Danelle James, Pharmacyclics
For early stage candidates, companies could study the drug in separate cohorts of these sicker and/or higher-risk patients groups. The design would be similar to basket studies where instead of looking at how a patient with a particular tumor type is responding, “you would look at different patient population cohorts such as a cohort with brain mets, a pediatric cohort, et cetera,” she said.
Basket trials have been used in cancer drug development to study an agent across multiple tumor types. The trial takes advantage of a single master protocol to enroll patients and includes prespecified criteria for when a cohort should be expanded based on early efficacy.
Alternatively, Beaver suggested companies could study an agent in a broad population in pivotal studies, but assess the primary endpoint in a narrower population that reflects the more traditional enrollment criteria.
Secondary endpoints would assess efficacy in the sicker and higher-risk populations, and the entire study population would be used to assess safety.
At least three companies are experimenting with expanded inclusion criteria.
For example, throughout the development program for lung cancer drug Tagrisso osimertinib, AstraZeneca plc included patients with brain metastases because over 40% of the population has them, and the pharma wanted to ensure the therapy would be useful for most patients.
“This was a situation where we looked at the population and we said how can we add on to that in a meaningful way,” said Andrew Coop, VP of U.S. medical affairs for oncology.
Tagrisso was approved in 2015 to treat EGFR-positive non-small cell lung cancer (NSCLC) that harbors the T790M mutation in patients who have progressed on or after treatment with an EGFR inhibitor. While Tagrisso’s label doesn’t mention its effects on brain metastases specifically, it does note that about 40% of patients in the Tagrisso clinical program had brain metastases.
Merck is running a Phase I trial of its PD-1 inhibitor Keytruda pembrolizumab in patients with HIV who have relapsed, refractory or disseminated cancers. Eric Rubin, VP of global clinical oncology, said there was a concern that PD-1 inhibition could make outcomes worse for HIV-infected patients. PD-1 blockade in HIV can cause systemic immune activation, leading to destruction of the immune system and disease worsening via systemic inflammation.
The trial is measuring the frequency of observed AEs as well as those associated with retroviral therapy and immune-related events. Rubin said early data suggest there are no safety concerns.
If final data are positive, he said Merck may revise enrollment criteria for other studies of Keytruda to include HIV-infected patients.
AbbVie Inc.’s Pharmacyclics unit relaxed the entry criteria for studies of its marketed drug Imbruvica ibrutinib, a Bruton’s tyrosine kinase (Btk) inhibitor.
According to Danelle James, head of clinical science at Pharmacyclics, the company decided to include patients with lower neutrophil and platelet counts based on the specificity of the drug and early clinical data that showed Imbruvica did not negatively impact these measures.
James said in trials to treat chronic lymphocytic leukemia (CLL) the cut-of for neutrophil counts was 2,000, well below the 50,000 cut-off that is typical.
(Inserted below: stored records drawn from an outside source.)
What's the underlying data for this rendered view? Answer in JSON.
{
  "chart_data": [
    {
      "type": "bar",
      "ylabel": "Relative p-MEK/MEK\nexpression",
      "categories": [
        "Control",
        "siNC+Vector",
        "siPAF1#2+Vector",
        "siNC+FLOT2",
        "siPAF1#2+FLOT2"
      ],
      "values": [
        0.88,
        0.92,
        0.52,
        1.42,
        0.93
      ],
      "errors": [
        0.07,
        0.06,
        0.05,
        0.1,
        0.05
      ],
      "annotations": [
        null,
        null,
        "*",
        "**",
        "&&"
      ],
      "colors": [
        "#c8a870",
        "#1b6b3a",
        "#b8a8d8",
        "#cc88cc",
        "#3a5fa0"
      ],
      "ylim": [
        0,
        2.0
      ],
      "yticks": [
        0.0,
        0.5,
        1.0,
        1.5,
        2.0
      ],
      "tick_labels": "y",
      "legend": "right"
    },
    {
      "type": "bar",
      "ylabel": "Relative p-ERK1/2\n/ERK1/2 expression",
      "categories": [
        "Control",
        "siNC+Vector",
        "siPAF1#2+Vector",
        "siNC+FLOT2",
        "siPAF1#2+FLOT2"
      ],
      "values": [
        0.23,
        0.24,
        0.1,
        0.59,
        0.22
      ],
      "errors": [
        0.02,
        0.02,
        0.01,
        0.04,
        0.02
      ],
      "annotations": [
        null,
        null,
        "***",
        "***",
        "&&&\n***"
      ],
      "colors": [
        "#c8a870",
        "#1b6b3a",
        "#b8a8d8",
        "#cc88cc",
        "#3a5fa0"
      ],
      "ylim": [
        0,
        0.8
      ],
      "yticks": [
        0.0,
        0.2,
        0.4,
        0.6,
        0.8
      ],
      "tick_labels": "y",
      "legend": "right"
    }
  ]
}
“Having a more targeted agent allows you to broaden the more traditional eligibility criteria that is commonly excluded in leukemia and lymphoma,” she said. “We are trying to make our eligibility criteria as broad as the science will allow.”
The company also is enrolling adolescents over age 12 in its Phase III graft vs. host disease (GvHD) trial. “It’s about getting a larger percent of the patients who experience the disease and potential benefit into the trial in the first place,” James said.